[OpenAFS] Re: Server disk operations speed

Andrew Deason adeason@sinenomine.net
Thu, 18 Apr 2013 18:19:55 -0500


On Thu, 18 Apr 2013 19:58:46 +0300 (EEST)
"Jukka Tuominen" <jukka.tuominen@finndesign.fi> wrote:

> Due to confidental content, me and Andrew have been troubleshooting
> the slow system off-line for awhile. To be fair, Andrew was the brain
> and I was the typist. By using Wireshark mostly, it become evident
> that the server was spending lots of time speaking to itself. That is,
> because the system is in a DMZ, it has both a private and a public IP.
> During file transfers, the private IP sent messages to the public one
> and vice versa, both being the very same machine.

To provide a little more detail... the vldb had separate server entries
for the public IP and the private IP, presumably due to a 'vos
changeaddr' mucking up the db at some point in the past. The fileserver
is behind a NAT, so it only submits the private IP to the vldb.  The
actual relevant vldb entries were pointed at the public IP, so any
communication to the local fileserver had to leave the local machine and
traverse the NAT, incurring a delay of a few milliseconds. And once you
assume a few milliseconds of latency, the numbers that Jukka provided
seem much more expected.

> Next, I'll try to figure out how to make the server and DMZ play
> together nicely, and sustain the higher speed in WAN, too. If anybody
> has a clear vision of how to do that, I'd appreciate it. Anyhow, I
> will report back if/when I find the solution.

To be clear, I didn't think you were going to get _that_ much faster
rates from the WAN, if the latency is at least as high as it was when
the local machine was pointed at the public IP. I thought what you were
after at this point was getting the 'fast' speeds inside the LAN, while
also making the fileserver work for WAN clients.
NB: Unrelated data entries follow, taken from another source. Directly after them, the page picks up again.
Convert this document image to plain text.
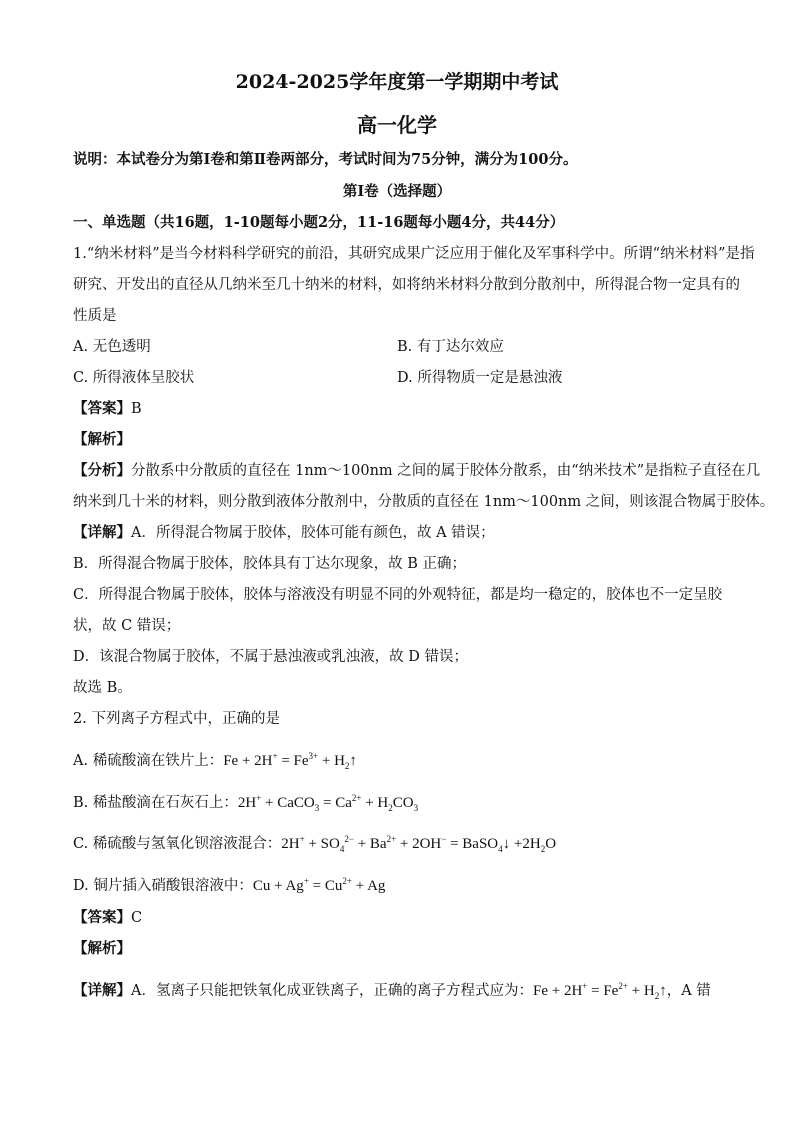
2024-2025学年度第一学期期中考试
高一化学
说明：本试卷分为第Ⅰ卷和第Ⅱ卷两部分，考试时间为75分钟，满分为100分。
第Ⅰ卷（选择题）
一、单选题（共16题，1-10题每小题2分，11-16题每小题4分，共44分）
1.“纳米材料”是当今材料科学研究的前沿，其研究成果广泛应用于催化及军事科学中。所谓“纳米材料”是指
研究、开发出的直径从几纳米至几十纳米的材料，如将纳米材料分散到分散剂中，所得混合物一定具有的
性质是
A. 无色透明	B. 有丁达尔效应
C. 所得液体呈胶状	D. 所得物质一定是悬浊液
【答案】B
【解析】
【分析】分散系中分散质的直径在 1nm～100nm 之间的属于胶体分散系，由“纳米技术”是指粒子直径在几
纳米到几十米的材料，则分散到液体分散剂中，分散质的直径在 1nm～100nm 之间，则该混合物属于胶体。
【详解】A．所得混合物属于胶体，胶体可能有颜色，故 A 错误；
B．所得混合物属于胶体，胶体具有丁达尔现象，故 B 正确；
C．所得混合物属于胶体，胶体与溶液没有明显不同的外观特征，都是均一稳定的，胶体也不一定呈胶
状，故 C 错误；
D．该混合物属于胶体，不属于悬浊液或乳浊液，故 D 错误；
故选 B。
2. 下列离子方程式中，正确的是
A. 稀硫酸滴在铁片上：$Fe + 2H^+ = Fe^{3+}$ + $H_2↑$
B. 稀盐酸滴在石灰石上：2H+ + CaCO$_3$ = $Ca^{2+} + H_2CO_3$
C. 稀硫酸与氢氧化钡溶液混合：$2H^+ + SO_4^{2-} + Ba^{2+} + 2OH^-$ = BaSO$_4$↓ $+2H_2O$
D. 铜片插入硝酸银溶液中：$Cu + Ag^+ = Cu^{2+} + Ag$
【答案】C
【解析】
【详解】A．氢离子只能把铁氧化成亚铁离子，正确的离子方程式应为：$Fe + 2H^+ = Fe^{2+}$ + $H_2↑$，A 错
So, I'm not sure if/how anyone else on the list may deal with this; I
myself don't really deal with fileservers behind NATs. The issue is that
the fileserver advertises the same IPs to all clients. So, you can
advertise either just the public IP, just the private IP, or both the
public and private IP, to everyone. (These are controlled by NetInfo and
NetRestrict.)

If you advertise just the private IP, obviously clients on the WAN
cannot reach the fileserver. If you advertise both the public and
private IPs, then WAN clients may try the private IP first, fail, and
then try the public IP. This can cause unpleasant delays, and could also
cause WAN clients to contact the wrong machine when trying to reach the
fileserver.

Advertising only the public IP is the "correct" way, but as we have
seen, it can make things slower. One way I've suggested to make that
better is to maybe use an iptables DNAT rule on LAN machines to rewrite
outgoing requests from the 'public' fileserver IP to the private one.
I'm not sure if anybody else is doing anything like that, or if they've
found any other way around this.

-- 
Andrew Deason
adeason@sinenomine.net